Question

Write each percent as a fraction in lowest terms. $$65 \frac{1}{4} \%$$

Short answer

Question: Convert the mixed number percentage $$65\frac{1}{4}\%$$ to a fraction in its lowest terms. Answer: $$\frac{261}{400}$$

Step-by-step solution

Convert mixed number to an improper fraction

To convert the mixed number percentage $$65 \frac{1}{4}\%$$ to an improper fraction, we multiply the whole number by the denominator and add the numerator. Then, we place the result over the original denominator: $$65 \times 4 + 1 = 261$$ So the improper fraction is $$\frac{261}{4}\%$$

Convert the improper fraction to a decimal

To convert the percentage to a decimal, we divide the numerator by the denominator and multiply the result by 100: $$\frac{261}{4} \div 100 = \frac{261}{400}$$

Convert the decimal to a fraction

Now we have the fraction $$\frac{261}{400}$$, which represents the decimal form of the given percentage.

Simplify the fraction to its lowest terms

To simplify the fraction, we need to find the greatest common divisor (GCD) of the numerator (261) and the denominator (400).
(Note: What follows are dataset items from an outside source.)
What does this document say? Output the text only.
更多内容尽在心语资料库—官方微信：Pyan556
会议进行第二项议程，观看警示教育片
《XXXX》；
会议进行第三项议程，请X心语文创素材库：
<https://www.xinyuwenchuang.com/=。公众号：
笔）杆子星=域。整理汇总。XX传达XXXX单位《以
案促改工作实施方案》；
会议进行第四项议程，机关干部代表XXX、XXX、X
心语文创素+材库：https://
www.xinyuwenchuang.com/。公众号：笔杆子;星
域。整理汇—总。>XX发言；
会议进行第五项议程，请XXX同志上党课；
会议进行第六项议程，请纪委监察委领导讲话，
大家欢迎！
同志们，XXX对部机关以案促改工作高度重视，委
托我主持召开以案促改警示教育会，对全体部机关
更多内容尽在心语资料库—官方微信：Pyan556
The GCD is 1, which means the fraction is already in its simplest form: $$\frac{261}{400}$$ So, $$65\frac{1}{4}\%$$ can be written as the fraction $$\frac{261}{400}$$.

Key concepts

Converting Mixed Numbers to Improper Fractions

Understanding how to convert mixed numbers to improper fractions is a key skill in mathematics, and it's particularly useful when dealing with percentages. A mixed number includes both a whole number and a fraction, such as \(65\frac{1}{4}\).
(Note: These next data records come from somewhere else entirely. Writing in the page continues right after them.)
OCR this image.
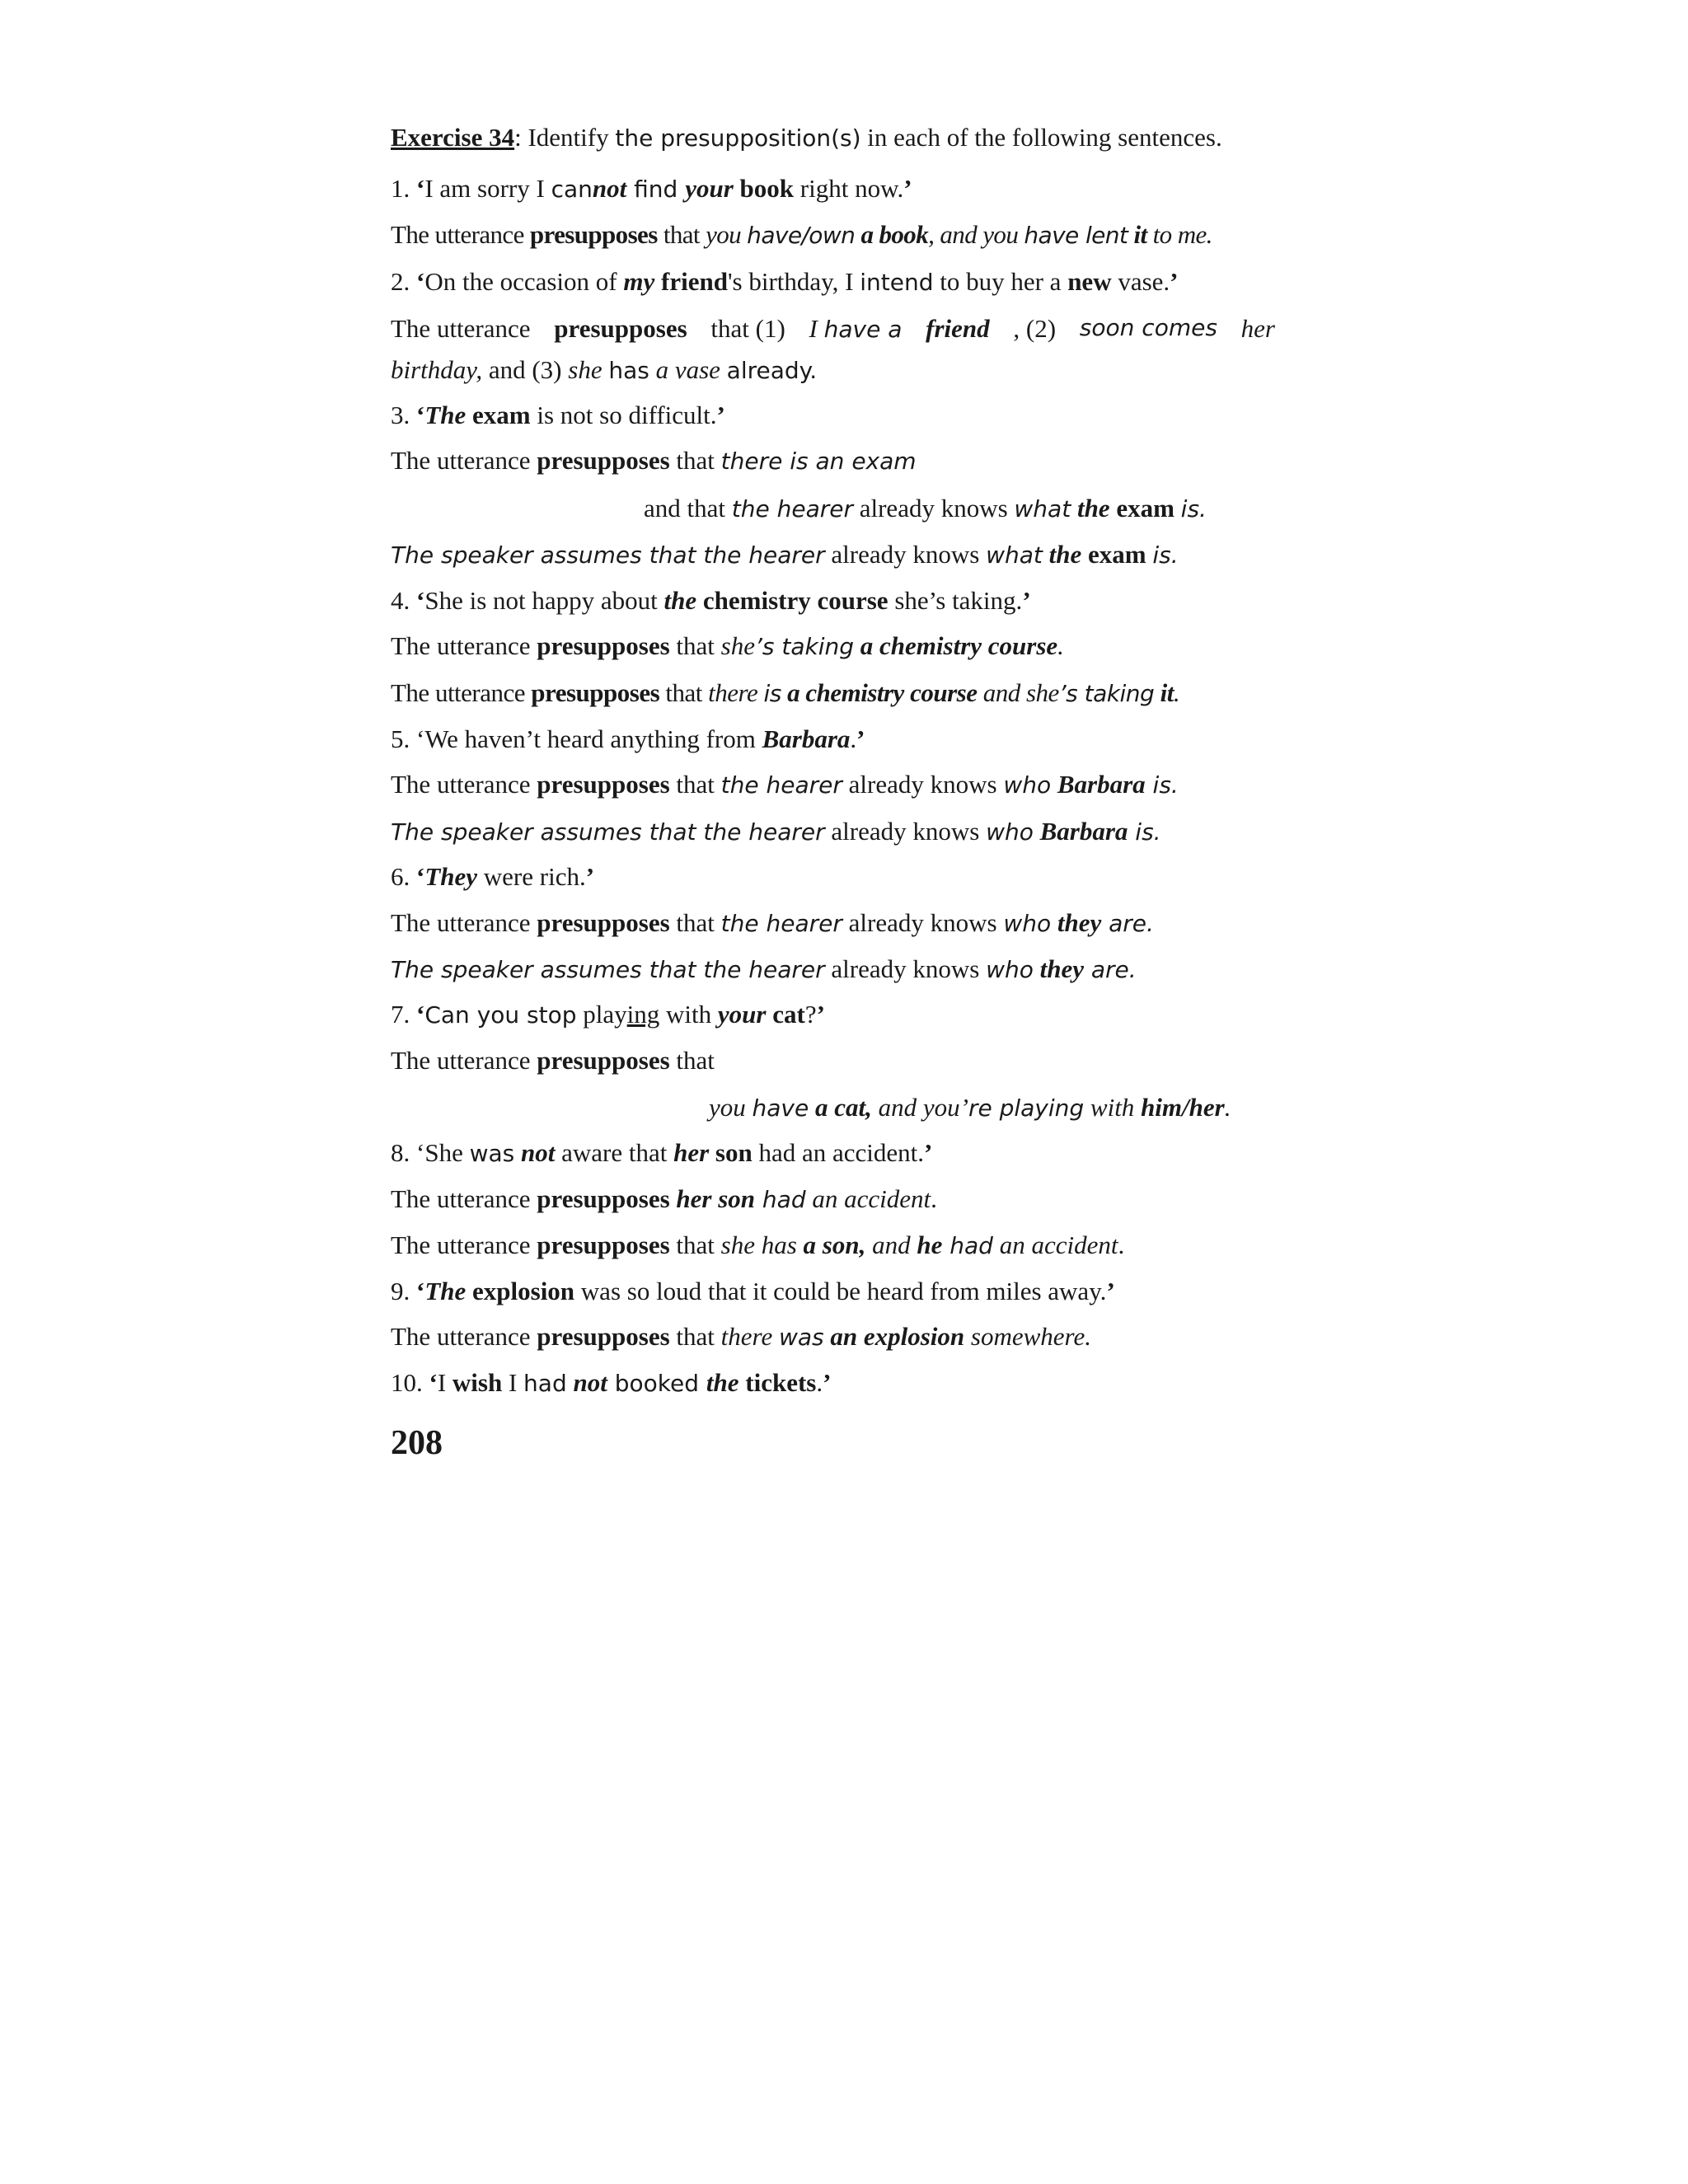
Exercise 34: Identify the presupposition(s) in each of the following sentences.
1. ‘I am sorry I cannot find your book right now.’
The utterance presupposes that you have/own a book, and you have lent it to me.
2. ‘On the occasion of my friend's birthday, I intend to buy her a new vase.’
The utterance presupposes that (1) I have a friend , (2) soon comes her
birthday, and (3) she has a vase already.
3. ‘The exam is not so difficult.’
The utterance presupposes that there is an exam
and that the hearer already knows what the exam is.
The speaker assumes that the hearer already knows what the exam is.
4. ‘She is not happy about the chemistry course she’s taking.’
The utterance presupposes that she’s taking a chemistry course.
The utterance presupposes that there is a chemistry course and she’s taking it.
5. ‘We haven’t heard anything from Barbara.’
The utterance presupposes that the hearer already knows who Barbara is.
The speaker assumes that the hearer already knows who Barbara is.
6. ‘They were rich.’
The utterance presupposes that the hearer already knows who they are.
The speaker assumes that the hearer already knows who they are.
7. ‘Can you stop playing with your cat?’
The utterance presupposes that
you have a cat, and you’re playing with him/her.
8. ‘She was not aware that her son had an accident.’
The utterance presupposes her son had an accident.
The utterance presupposes that she has a son, and he had an accident.
9. ‘The explosion was so loud that it could be heard from miles away.’
The utterance presupposes that there was an explosion somewhere.
10. ‘I wish I had not booked the tickets.’
208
To convert a mixed number to an improper fraction, you start by multiplying the whole number by the denominator of the fraction. In our example, multiply 65 (the whole number) by 4 (the denominator of the fraction part) to get 260. Then, add the numerator of the fraction, which is 1, giving us 261. This value becomes the numerator of the improper fraction, while the denominator remains the same, so we have \(\frac{261}{4}\).
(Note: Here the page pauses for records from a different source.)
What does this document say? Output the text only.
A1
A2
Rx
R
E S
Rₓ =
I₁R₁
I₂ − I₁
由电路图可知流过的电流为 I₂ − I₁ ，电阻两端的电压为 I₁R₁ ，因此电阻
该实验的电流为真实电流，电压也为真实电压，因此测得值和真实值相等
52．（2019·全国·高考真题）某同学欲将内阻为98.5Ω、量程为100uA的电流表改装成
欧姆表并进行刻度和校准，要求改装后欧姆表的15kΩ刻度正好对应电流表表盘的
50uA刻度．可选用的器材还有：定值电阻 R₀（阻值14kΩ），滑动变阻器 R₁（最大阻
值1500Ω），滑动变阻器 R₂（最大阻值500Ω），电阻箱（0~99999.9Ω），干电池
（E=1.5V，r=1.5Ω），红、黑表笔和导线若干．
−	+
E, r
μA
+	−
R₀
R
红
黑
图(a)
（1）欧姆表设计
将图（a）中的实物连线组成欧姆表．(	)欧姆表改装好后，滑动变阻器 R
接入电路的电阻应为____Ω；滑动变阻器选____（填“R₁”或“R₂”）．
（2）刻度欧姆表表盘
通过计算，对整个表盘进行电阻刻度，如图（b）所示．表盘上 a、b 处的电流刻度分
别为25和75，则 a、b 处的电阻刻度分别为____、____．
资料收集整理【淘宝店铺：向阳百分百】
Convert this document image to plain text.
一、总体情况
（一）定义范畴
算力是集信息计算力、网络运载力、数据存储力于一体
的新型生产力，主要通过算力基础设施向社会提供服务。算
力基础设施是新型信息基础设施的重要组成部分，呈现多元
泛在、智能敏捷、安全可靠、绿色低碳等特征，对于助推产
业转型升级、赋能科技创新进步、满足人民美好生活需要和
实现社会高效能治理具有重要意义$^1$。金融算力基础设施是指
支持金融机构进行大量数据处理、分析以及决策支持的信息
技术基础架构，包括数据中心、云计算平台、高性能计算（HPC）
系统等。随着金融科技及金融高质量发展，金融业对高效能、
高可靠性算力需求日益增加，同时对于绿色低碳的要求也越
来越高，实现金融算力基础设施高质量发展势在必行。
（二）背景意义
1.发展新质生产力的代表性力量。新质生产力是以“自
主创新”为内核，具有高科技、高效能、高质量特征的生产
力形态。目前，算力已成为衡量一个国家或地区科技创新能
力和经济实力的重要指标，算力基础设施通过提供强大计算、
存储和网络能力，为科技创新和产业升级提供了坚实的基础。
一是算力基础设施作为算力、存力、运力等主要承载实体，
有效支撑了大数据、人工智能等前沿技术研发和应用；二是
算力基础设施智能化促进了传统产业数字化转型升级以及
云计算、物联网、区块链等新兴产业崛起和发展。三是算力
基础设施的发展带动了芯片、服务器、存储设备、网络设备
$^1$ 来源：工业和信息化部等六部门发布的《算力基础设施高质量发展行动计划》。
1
This conversion is essential when you want to convert a mixed number percentage into an easier form to work with, such as when simplifying or when converting to a decimal.

Simplifying Fractions

Simplifying fractions is a process of reducing a fraction to its lowest terms. To simplify a fraction, you need to find the greatest common divisor (GCD) of both the numerator and the denominator. The GCD is the largest number that divides both numbers without leaving a remainder.

Once the GCD is found, you divide both the numerator and the denominator by this number. If the GCD is 1, that means the fraction is already in its simplest form. For instance, the fraction \(\frac{261}{400}\) already has a GCD of 1, indicating it cannot be simplified further.

Understanding simplification allows students to recognize fractions that represent the same value and can be especially helpful in solving problems that involve fraction comparisons or combinations.

Percent to Decimal Conversion

Percent to decimal conversion is another foundational math skill. To convert a percentage to a decimal, remember that 'percent' means 'per hundred'. Therefore, you convert percentages to decimals by dividing the percentage by 100.

For example, to convert the percentage \(65\frac{1}{4}\%\) to a decimal, you first transform the mixed number into an improper fraction (which gives us \(\frac{261}{4}\%\)) and then divide by 100. This gives you \(\frac{261}{400}\), which is the decimal representation of the percentage.

Mastering this conversion process makes it easier for students to perform calculations that involve percentages, whether it's for financial calculations, assessing probabilities, or working with growth rates in science and social studies.